Monday, Oct. 19, 1942

To answer some of the questions our subscribers have been asking about how TIME gathers, verifies, writes and distributes its news.

As was only right for a national newspaper, TIME had its own independent coverage of what actually happened all along the way while the President was making the coast-to-coast swing that has stirred up such a censorship storm. TIME was the only U.S. newspaper or magazine that had this independent coverage; and consequently TIME was the only publication whose report did not have to be turned in for an O.K. aboard the presidential train before it was released.

And the story of how we got our story is such a good example of how TIME lines up its staff to follow the news that perhaps you might like to hear it.

Before the President left Washington the only official announcement of his trip came from the Office of Censorship, which said that Mr. Roosevelt was "making a trip to a number of war plants and camps" and that nothing was to be published until he got back.

Not a hint was dropped as to where he was going. So that night cryptic instructions were rushed to TIME'S correspondents in a hundred cities from coast to coast, to be on the lookout for a very important personage, to get complete details on his visit if he should happen into their territory, and to send us their report in a specially sealed envelope for use when the news blackout was over.
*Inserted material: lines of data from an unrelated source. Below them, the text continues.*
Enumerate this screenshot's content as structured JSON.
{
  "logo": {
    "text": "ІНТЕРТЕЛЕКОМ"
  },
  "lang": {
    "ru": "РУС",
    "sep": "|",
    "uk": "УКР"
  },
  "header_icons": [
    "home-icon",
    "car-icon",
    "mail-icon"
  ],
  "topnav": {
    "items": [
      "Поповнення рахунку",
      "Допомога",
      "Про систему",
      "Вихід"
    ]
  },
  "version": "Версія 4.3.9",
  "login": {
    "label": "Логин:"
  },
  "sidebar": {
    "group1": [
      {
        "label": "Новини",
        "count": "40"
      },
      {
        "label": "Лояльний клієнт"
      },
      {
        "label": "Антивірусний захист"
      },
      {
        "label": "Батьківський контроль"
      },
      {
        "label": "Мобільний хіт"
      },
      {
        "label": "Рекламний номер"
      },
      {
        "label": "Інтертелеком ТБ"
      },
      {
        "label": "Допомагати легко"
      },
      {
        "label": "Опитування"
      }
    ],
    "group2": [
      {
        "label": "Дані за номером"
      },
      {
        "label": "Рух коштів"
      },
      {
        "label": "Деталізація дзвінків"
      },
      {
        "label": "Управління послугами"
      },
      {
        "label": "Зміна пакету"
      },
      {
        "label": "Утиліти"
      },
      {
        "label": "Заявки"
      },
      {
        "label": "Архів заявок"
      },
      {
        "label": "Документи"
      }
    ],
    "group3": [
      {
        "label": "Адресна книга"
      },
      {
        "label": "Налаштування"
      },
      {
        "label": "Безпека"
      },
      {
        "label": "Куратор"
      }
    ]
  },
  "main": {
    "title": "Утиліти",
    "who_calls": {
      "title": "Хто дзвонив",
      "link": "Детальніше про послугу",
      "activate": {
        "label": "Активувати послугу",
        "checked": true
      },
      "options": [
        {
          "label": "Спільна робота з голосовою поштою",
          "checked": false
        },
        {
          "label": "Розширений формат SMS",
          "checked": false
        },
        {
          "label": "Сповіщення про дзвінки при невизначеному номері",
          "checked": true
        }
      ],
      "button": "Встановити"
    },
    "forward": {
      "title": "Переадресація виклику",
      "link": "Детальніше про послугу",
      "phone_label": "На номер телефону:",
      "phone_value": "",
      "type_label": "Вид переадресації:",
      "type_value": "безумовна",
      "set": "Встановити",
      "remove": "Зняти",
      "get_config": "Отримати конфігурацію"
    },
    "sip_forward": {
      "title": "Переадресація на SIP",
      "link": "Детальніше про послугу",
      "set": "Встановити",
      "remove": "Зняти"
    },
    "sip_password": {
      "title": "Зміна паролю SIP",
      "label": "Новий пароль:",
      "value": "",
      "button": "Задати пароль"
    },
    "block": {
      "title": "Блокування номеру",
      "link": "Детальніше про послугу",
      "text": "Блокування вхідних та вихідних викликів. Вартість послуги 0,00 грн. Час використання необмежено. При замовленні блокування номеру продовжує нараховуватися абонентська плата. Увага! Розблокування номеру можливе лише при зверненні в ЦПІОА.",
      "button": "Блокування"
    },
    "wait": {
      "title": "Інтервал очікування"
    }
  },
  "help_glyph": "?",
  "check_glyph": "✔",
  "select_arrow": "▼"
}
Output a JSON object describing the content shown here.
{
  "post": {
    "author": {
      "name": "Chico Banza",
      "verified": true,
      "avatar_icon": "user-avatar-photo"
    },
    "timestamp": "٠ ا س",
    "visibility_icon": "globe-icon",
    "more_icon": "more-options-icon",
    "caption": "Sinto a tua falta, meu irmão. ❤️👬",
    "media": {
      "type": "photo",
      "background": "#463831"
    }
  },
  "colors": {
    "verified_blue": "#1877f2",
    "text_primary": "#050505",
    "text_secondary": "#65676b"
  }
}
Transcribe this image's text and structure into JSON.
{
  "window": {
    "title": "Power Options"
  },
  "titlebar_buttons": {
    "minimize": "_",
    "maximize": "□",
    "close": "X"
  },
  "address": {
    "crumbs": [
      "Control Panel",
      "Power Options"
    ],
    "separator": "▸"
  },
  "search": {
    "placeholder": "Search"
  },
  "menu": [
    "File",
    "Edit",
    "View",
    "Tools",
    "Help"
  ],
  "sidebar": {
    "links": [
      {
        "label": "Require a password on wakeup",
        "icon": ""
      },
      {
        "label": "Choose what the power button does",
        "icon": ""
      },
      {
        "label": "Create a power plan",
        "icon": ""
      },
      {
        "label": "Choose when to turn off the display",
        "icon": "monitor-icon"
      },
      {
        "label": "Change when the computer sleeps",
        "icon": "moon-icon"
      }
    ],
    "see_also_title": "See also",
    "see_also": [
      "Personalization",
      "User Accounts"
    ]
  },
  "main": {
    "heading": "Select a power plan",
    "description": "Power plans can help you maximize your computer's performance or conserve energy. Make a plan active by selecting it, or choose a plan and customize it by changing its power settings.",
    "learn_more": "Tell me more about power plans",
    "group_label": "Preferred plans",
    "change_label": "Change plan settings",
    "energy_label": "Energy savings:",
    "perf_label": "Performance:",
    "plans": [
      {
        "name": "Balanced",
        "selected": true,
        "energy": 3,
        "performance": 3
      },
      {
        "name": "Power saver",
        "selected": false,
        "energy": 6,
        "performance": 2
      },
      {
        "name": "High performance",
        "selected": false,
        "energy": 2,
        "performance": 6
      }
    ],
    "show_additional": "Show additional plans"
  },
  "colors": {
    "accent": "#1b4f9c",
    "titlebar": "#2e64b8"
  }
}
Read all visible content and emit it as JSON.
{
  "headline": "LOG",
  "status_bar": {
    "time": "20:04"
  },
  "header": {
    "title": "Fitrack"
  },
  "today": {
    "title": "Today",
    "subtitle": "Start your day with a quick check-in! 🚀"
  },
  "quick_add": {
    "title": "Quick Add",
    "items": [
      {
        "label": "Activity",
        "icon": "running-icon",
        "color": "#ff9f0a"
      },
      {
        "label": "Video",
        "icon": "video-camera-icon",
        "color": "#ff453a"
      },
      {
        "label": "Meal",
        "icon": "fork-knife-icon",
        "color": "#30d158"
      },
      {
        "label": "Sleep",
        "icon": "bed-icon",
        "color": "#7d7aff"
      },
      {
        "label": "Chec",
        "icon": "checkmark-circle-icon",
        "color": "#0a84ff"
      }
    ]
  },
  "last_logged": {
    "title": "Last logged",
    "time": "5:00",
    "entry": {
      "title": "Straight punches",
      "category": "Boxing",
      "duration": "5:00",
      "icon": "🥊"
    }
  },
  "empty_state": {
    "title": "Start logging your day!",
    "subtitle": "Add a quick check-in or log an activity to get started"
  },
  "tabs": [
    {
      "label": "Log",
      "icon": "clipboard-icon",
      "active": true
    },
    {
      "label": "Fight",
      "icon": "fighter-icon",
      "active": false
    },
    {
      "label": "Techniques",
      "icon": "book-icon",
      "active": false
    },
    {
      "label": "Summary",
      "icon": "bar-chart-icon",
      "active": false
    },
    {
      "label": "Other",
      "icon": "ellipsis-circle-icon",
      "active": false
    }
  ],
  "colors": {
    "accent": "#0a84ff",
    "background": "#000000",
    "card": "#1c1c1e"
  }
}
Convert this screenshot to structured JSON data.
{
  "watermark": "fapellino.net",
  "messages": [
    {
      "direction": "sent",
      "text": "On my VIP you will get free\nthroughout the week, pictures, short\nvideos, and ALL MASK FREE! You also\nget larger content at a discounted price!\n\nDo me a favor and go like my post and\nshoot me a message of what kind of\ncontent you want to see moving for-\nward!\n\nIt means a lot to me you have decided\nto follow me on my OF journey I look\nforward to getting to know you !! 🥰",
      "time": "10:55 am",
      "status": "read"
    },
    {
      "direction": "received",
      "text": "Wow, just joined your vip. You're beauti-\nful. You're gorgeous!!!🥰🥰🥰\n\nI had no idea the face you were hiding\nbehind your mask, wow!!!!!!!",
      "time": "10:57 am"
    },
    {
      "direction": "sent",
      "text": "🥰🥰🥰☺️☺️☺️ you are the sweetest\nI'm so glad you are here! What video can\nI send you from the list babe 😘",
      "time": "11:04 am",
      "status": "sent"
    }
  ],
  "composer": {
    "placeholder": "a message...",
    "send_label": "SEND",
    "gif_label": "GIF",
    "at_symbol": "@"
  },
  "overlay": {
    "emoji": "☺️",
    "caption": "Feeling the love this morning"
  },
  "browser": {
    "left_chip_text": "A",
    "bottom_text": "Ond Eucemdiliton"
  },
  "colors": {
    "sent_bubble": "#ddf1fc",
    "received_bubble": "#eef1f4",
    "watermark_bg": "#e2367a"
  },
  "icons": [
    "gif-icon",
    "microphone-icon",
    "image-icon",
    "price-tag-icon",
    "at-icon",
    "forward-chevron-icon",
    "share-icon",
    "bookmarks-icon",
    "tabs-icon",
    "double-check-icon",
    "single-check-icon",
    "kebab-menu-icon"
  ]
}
Bob Strother in Detroit was the first correspondent to pick up the trail, and it was Bob whose 1,000-word report included the fascinating little sidelight about the son of Chrysler's famed K. T. Keller. ("My God, it's the President! Why didn't my old man tell me?") Next Welch and Hagy in Chicago located the President behind all the naval precautions at the Great Lakes Training Station, with such intimate details as how every sailor at the Post was frisked at the gates when he came back from leave, and how the pool was kept heated to exactly 75 degrees on the chance the President might want a swim. Then Schwandner in Milwaukee and Aslakson in Minneapolis took up the thread; and from Montana came a regular Philo Vance clue: the President's dog Fala had been walked early in the morning on the station platform at Billings.

I can't begin to tell you here just what part each and every correspondent along the route played in piecing together TIME'S story--Don Scott in Spokane, Eyre in Portland, Sullivan in Seattle (where FBI men were so thick that many people thought the Boettiger kids had been kidnapped). Martha McGahan of the San Francisco office was on the scene for Mr. Roosevelt's unannounced visit to the wounded war heroes in the naval hospital at Mare Island. But Bill Gray in Los Angeles had to start his report: "We did not have the good luck to see The Visitor, but we have been able to backtrack rather carefully."

In San Diego Harold Keen watched the President parade through the streets between rows of soldiers with fixed bayonets, said that "if the Secret Service wanted to keep his presence dark they had a peculiar way of doing it." Ben Avery in Phoenix trailed his nonstop passage across Arizona; O'Neill told us about El Paso's rumor that the mysterious man who never left the train was really Joe Stalin. And so on across the country--Barr in Fort Worth, Kintzley in New Orleans, Cauthen in Columbia, and many another--there was hardly an hour that some TIME Correspondent was not on the job close at hand. All told, their reports ran something like 20,000 fascinating words, and it really did seem a shame that we had to boil them all down to a page in TIME.